Gasoline production drops 24 percent. In May 2017, PEMEX produced 322,000 b/d compared to May 2018’s 245.6,000 b/d. To compensate this decrease, gasoline imports reached 520,00 b/d, which amounts to 65 percent of the country’s total sales.
Bureaucracy weighs heave on the energy sector. Overregulation and overlapped administrative procedures to comply with said regulation are hampering investments. Yet, the Mexican Association of Hydrocarbon Companies (AMEXHI) highlights the progress and openness that regulatory authorities are willing to implement in improved and streamlined processes.
PEMEX modifies farmout bidding bases. CNH’s governing board approved the modification of the bidding bases for seven onshore contractual areas in Tabasco, Veracruz and Chiapas to provide greater certainty to the investment of the interest private parties.
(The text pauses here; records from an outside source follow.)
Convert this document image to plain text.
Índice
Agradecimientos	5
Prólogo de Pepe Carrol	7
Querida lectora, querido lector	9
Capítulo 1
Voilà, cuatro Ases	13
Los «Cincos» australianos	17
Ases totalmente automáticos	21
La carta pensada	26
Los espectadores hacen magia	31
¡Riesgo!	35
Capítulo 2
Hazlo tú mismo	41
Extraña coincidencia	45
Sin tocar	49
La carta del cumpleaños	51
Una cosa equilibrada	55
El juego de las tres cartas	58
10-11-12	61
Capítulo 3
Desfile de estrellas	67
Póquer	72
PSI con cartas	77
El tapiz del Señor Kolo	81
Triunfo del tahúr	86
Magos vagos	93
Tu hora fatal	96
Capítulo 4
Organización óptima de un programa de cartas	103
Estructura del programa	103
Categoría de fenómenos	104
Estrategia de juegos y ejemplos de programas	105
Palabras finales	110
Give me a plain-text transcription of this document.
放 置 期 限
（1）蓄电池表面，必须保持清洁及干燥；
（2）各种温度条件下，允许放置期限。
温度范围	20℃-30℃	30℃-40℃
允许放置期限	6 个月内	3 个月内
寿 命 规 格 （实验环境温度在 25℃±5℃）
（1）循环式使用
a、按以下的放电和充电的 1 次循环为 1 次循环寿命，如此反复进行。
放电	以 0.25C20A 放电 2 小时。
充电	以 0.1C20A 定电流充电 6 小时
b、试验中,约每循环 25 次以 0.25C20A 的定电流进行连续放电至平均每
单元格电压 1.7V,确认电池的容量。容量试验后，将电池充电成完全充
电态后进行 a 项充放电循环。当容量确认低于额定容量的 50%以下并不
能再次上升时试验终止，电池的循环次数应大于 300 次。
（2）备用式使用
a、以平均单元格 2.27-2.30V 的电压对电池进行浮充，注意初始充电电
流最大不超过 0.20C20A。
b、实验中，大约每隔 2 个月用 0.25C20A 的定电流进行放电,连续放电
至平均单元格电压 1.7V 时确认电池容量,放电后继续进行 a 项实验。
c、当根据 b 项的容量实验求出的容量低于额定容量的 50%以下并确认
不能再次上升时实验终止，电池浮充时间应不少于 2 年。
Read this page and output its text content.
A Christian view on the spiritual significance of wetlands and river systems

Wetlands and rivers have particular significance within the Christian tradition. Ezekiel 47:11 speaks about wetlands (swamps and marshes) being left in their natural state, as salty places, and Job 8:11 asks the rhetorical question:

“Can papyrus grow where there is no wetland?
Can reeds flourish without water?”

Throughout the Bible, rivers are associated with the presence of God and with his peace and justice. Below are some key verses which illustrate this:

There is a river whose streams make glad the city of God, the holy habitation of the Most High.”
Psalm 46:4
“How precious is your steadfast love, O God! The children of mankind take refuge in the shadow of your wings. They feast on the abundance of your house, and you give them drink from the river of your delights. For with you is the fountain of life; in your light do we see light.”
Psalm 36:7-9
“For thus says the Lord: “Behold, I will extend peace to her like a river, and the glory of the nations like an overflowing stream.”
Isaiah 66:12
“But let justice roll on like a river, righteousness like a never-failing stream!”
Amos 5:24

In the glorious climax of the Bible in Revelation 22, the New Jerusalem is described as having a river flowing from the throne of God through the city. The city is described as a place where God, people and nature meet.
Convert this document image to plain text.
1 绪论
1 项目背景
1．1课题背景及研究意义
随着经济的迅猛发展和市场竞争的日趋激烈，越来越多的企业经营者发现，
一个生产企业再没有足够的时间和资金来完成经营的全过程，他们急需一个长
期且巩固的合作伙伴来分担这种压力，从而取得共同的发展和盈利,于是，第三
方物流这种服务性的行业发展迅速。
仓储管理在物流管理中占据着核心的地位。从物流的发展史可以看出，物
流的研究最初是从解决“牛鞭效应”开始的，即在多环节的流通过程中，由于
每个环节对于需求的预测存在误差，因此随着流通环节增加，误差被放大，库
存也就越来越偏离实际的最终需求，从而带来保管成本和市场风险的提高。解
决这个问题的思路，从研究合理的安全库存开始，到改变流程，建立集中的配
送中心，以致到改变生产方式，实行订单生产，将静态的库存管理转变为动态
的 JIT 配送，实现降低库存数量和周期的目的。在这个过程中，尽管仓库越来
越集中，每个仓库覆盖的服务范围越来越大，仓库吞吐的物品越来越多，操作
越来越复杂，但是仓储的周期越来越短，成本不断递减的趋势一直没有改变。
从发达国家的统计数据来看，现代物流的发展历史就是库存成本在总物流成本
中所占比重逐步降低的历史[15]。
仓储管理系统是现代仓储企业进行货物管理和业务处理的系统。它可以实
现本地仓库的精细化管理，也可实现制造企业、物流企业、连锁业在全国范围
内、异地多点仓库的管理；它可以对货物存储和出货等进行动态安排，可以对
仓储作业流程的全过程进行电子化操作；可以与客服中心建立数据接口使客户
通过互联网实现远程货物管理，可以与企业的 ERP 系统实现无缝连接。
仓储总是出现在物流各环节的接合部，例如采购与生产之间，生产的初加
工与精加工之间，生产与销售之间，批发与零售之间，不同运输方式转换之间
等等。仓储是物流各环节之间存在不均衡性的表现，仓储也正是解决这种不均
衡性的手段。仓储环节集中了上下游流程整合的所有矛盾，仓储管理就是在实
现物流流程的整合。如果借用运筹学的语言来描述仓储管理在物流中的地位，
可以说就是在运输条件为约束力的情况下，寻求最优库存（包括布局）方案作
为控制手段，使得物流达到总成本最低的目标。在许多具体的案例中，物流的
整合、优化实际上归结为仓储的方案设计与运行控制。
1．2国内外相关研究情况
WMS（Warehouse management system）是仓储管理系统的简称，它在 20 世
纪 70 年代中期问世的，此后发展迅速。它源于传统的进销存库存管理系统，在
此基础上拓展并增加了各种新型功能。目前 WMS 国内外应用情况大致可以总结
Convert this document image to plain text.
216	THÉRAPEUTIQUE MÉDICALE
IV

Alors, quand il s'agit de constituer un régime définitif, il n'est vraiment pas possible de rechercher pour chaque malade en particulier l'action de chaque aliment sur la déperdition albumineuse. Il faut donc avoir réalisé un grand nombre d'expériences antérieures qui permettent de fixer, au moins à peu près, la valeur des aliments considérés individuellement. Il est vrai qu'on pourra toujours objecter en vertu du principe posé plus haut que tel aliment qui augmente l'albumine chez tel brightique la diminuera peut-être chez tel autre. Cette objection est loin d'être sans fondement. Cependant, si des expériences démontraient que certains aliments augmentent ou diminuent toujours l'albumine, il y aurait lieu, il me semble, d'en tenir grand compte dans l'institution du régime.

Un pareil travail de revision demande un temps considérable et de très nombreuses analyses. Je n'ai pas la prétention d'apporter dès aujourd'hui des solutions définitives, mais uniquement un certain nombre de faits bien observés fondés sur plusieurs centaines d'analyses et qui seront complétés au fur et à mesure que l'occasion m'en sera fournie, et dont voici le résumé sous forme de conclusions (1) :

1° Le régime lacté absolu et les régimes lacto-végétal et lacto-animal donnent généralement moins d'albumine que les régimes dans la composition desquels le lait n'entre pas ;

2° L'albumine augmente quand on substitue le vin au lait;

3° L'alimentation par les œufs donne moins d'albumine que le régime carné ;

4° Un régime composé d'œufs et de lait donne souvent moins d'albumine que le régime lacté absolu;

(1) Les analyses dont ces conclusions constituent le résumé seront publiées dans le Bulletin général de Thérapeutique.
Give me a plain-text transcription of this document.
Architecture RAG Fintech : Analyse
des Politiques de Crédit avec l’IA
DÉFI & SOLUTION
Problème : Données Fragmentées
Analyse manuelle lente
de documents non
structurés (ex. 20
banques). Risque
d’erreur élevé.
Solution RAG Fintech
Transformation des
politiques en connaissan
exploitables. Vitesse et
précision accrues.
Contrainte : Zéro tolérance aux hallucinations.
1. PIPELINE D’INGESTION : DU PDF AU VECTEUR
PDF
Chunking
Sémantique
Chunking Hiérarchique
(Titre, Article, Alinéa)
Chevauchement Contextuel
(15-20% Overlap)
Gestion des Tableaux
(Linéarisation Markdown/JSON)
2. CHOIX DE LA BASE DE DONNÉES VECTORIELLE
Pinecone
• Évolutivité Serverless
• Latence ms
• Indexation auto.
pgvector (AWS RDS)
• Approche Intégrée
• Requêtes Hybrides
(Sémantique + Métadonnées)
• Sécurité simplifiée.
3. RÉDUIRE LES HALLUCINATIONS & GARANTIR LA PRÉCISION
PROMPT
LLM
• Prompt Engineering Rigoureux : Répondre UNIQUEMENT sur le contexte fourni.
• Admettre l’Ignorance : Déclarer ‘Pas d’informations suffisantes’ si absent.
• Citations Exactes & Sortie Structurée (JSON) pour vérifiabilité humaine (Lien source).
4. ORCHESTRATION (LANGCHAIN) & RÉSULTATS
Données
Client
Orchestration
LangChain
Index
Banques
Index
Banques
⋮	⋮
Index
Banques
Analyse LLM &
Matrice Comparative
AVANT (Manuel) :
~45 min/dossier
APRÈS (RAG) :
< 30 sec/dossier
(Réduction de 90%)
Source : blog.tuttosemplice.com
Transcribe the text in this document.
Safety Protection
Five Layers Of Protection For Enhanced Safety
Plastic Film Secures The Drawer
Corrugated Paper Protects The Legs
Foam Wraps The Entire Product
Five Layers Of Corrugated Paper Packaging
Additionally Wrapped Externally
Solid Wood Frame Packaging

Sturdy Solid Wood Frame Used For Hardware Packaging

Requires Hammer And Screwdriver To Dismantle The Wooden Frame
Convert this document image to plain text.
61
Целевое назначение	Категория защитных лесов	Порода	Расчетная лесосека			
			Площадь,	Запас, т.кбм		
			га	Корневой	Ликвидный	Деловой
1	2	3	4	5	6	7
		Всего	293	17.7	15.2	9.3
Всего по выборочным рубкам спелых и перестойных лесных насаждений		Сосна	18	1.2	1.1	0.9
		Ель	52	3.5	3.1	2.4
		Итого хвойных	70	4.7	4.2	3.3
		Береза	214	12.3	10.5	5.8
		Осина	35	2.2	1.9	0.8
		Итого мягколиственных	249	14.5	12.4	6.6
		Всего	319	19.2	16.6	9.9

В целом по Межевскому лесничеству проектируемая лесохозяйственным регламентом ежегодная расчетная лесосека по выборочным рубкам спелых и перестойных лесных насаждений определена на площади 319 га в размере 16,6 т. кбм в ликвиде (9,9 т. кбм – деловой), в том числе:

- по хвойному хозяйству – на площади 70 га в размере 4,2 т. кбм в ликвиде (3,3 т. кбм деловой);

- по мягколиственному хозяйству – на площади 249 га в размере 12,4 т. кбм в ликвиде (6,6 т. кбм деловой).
Contracts and farmouts set to reach 40 percent of Mexico’s exploratory wells. Yet, Licensing Rounds must continue to foster exploratory activities, set to start diminishing by 2020 based on the ongoing exploration works from the first two Rounds. AMEXHI estimates US$ 640 billion will be required for Mexico to produce 2.8 MMb/d, whereas at its peak, PEMEX only allocated US$16.5 billion.
Zama 2022. In an interview with El Sol de México, Sierra Oil & Gas’ CEO, Iván Sandrea, expects the production chapter of the saga of Zama is set to begin by 2022.
US$12.047 billion. That is the amount of investment in Exploration and Contract Development CNH has authorized by June 13, 2018. Shallow water takes the lion’s share with US$10.064 billion, followed by US$1.467 billion for deep water and US$517 million in onshore.
Licencing Round contracts are election-proof. In an interview with Reforma, Carla Gabriela González Rodríguez, CNH’s Executive Secretary, clarified that the Hydrocarbon Law establishes the regulatory body as the only entity authorized to cancel the contracts, which only arises if the operating company is not complying with its obligations outlined in the contract.
Exchange rates and crude oil prices, the prelude of a perfect storm for global economies. A strengthened US dollar, parallel to an increase in crude oil prices, is presenting “a challenging eternal scenario,” according to Eduardo Guardia, Brazil’s Minister of Finance.
Venezuela’s debacle leaves its mark in its oil industry. S&P Global Platts reports PDVSA is struggling to maintain crude production and refining activities due to the critical state of its economy.